I do believe COVID has accelerated a lot of trends: we’ve been talking for a while about artificial intelligence, automation, being more data driven and how that all helps the supply chain, and I’m seeing these trends speed up in the last few months. Recently I’ve observed businesses automating manual transactions in order management, implementing artificial intelligence in demand planning and predicting service and inventory through simulation capabilities.
In addition, if the success of your supply chain depends on workers not falling sick, it’s a pretty strong case for automating what you can, taking out that risk and re-deploying those workers elsewhere in the organisation. In this example, to get the benefits of these advancements, embracing digital tools is key.
We saw a lot of collaboration – everyone was in the same situation, so could see the challenges others were facing, and all parties pulled together. A lot of companies adapt how they operated to accommodate the changes in others.
Castrol was no different. There’s a tendency in crisis, I think, to try and control everything, to centralise everything. We realised early on that wouldn’t work. We’ve got a distributed network across different countries, and each government was acting in a different way with lockdowns and restrictions. So, we went the other way, and delegated as much responsibility as we could to the shop floor, so that our factories could adapt to local changes and respond accordingly.

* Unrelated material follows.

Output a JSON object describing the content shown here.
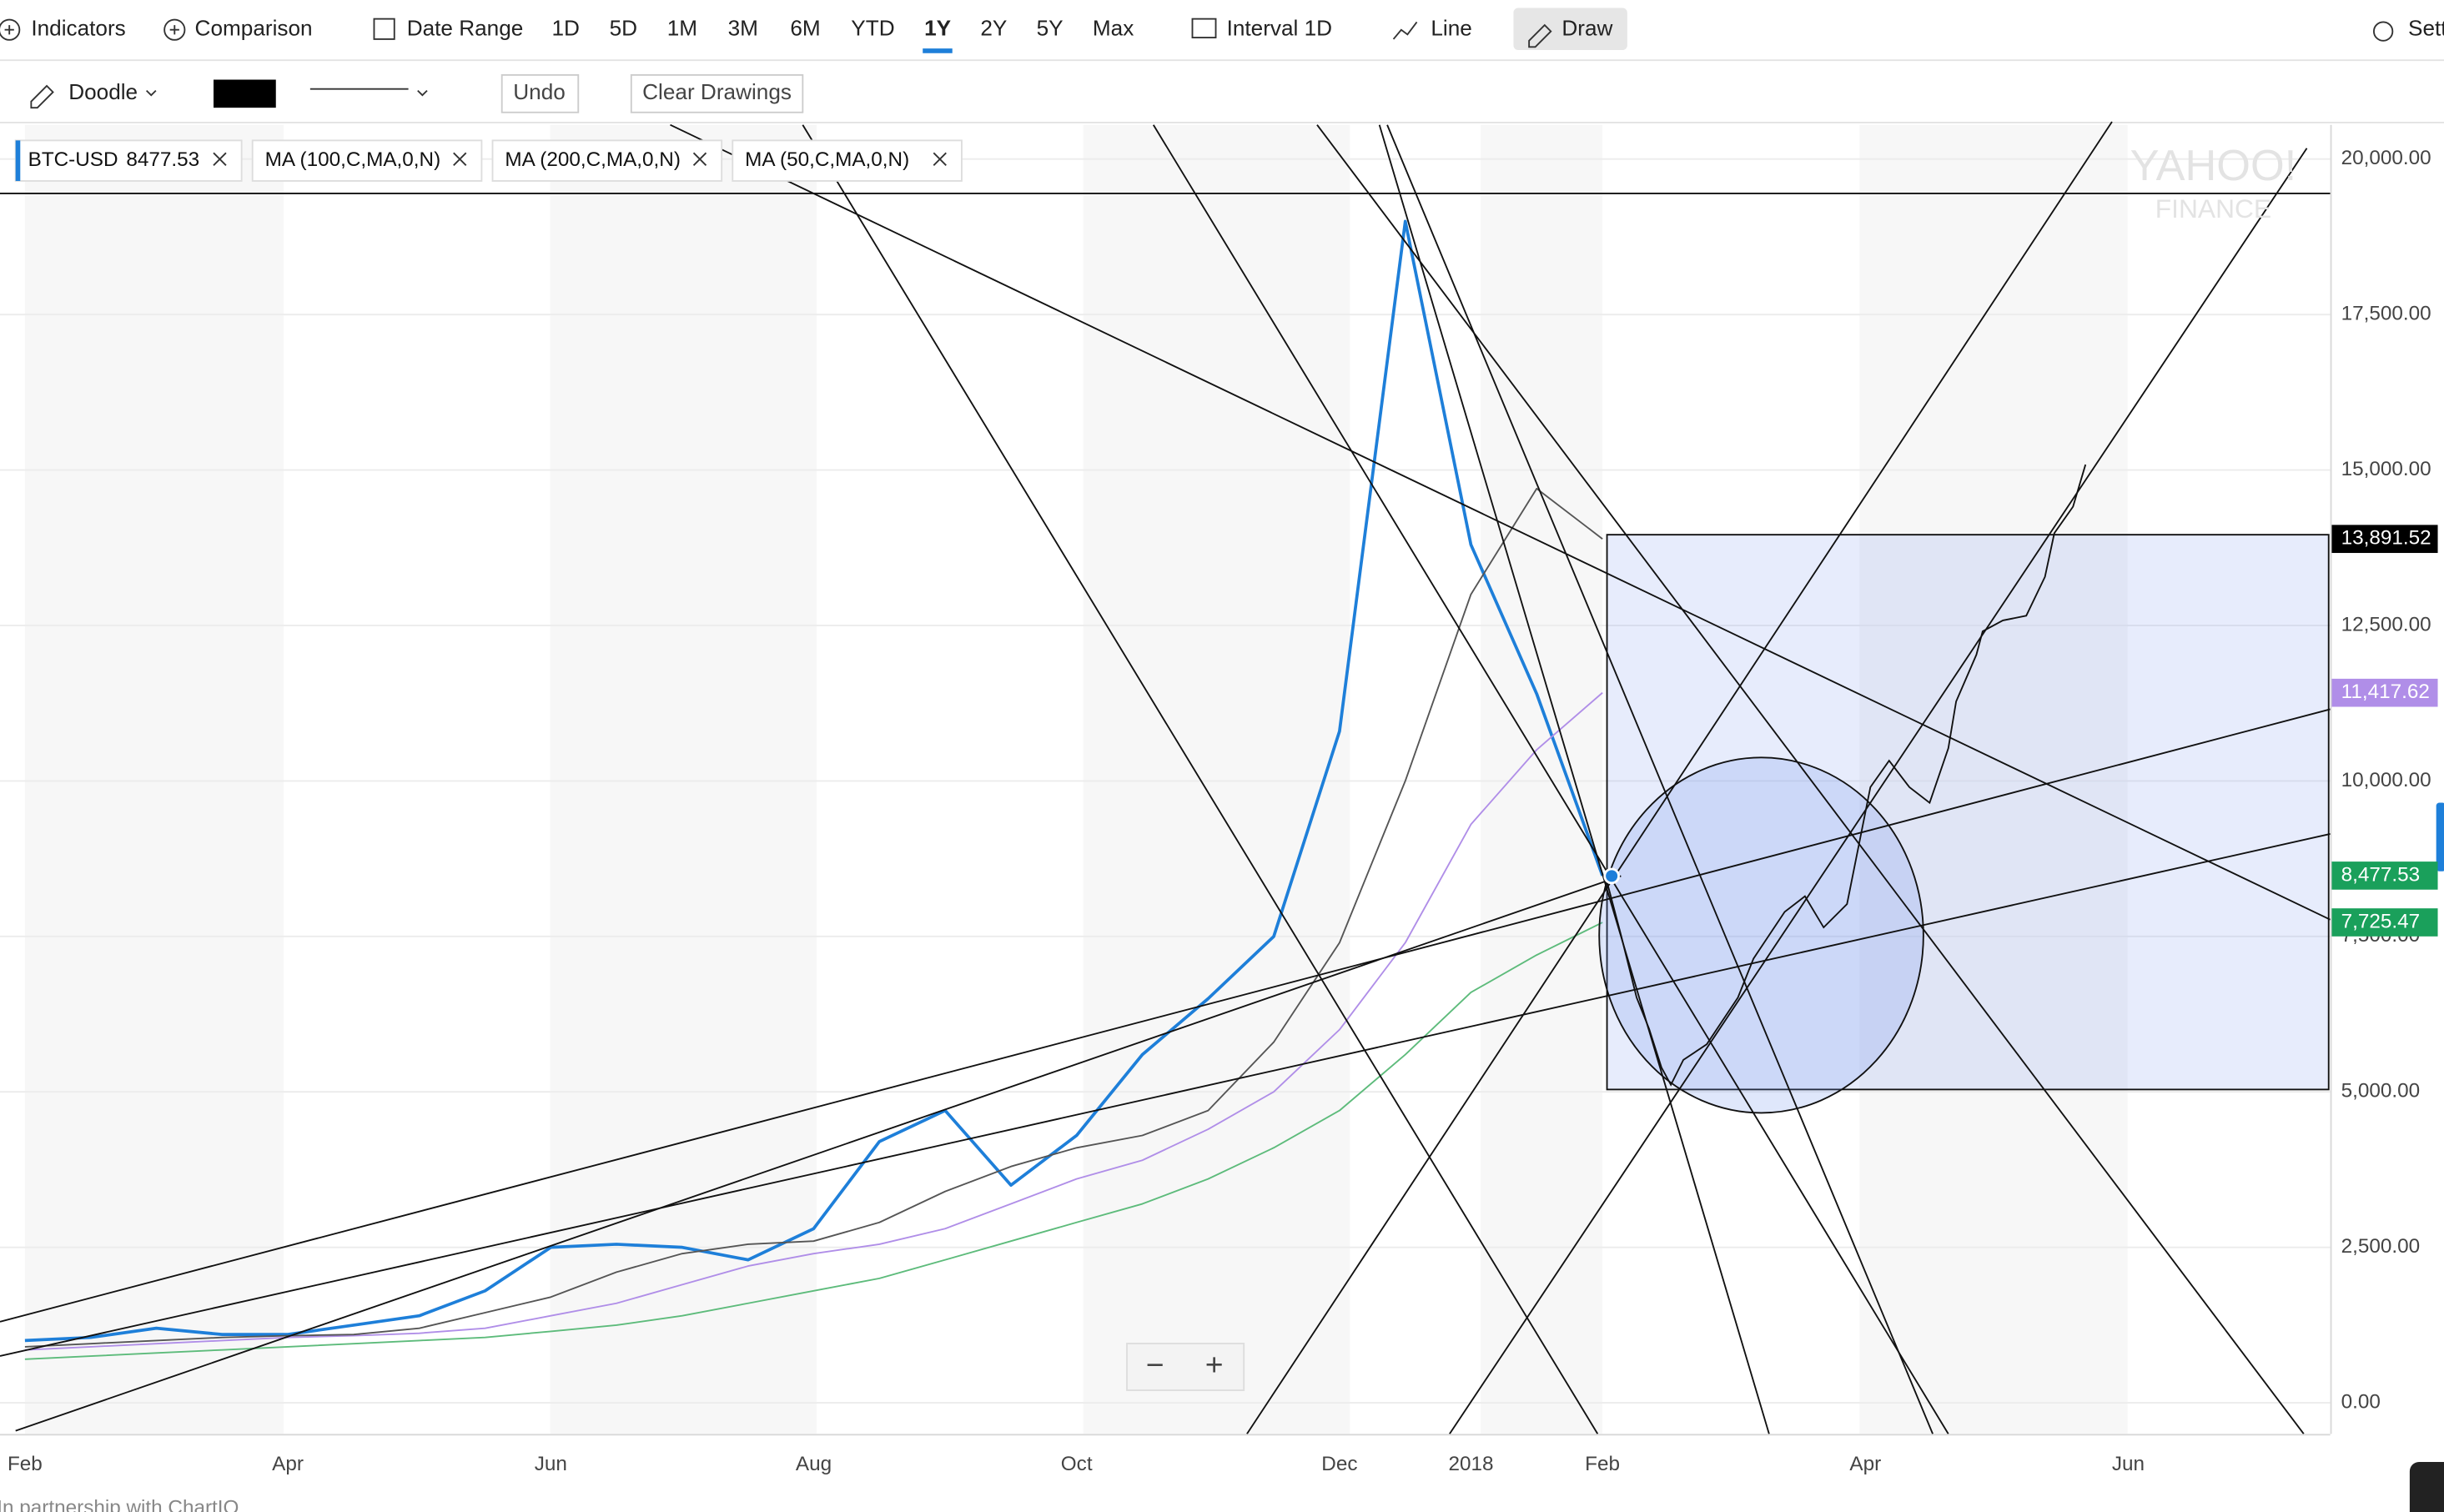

This meant we could continue to operate and support our customers at a time when many businesses were hugely disrupted. The factory managers implemented proposals on how we could operate while respecting social distancing, new shift patterns which allowed us to effectively quarantine, if necessary and resume operations. They represented supply chain at the country support and crisis teams. Not only that, but it helped our partners – they could adjust their own business, knowing that whatever they did, they would get a quick response.
My strong belief is that the future of the supply chain is to be a triple A network – agile, adaptable and aligned. I’ve already talked about simplification – one of the ways you get that is by being able to integrate the supply chain with the business as smoothly as possible.
To enable that, supply chains need to increase digitisation, achieve a better balance and have a greater focus on improving resilience. A good example is how people are viewing global sourcing– for many years it made sense. Now, with the pandemic, and the disruption of global supply chains, are there better and more local options?
If supply chains are seen as a cost centre, you will always struggle to invest effectively. So, you need to change mindsets to viewing supply chains as a value creator, and in turn an opportunity to achieve your business goals.
It’s important to remember that supply chains as value creators mean that you need to have end-to-end visibility and understanding. That way you’ll be able to see how a higher cost in supply chain could take out cost elsewhere.
How do you get that visibility and understanding? Digitalisation. AI, automation, and being more data driven. I think people have been more exposed to innovation in the last few months than they perhaps were before – for instance, managers who were reticent about remote working have needed to embrace it, and maybe their minds have changed. It’s the same in the implementation of technology in the supply chain. Businesses have been forced to focus, get it right for a core part of their operations, and now want to roll their approaches out more broadly, and will be able to do that by digitising.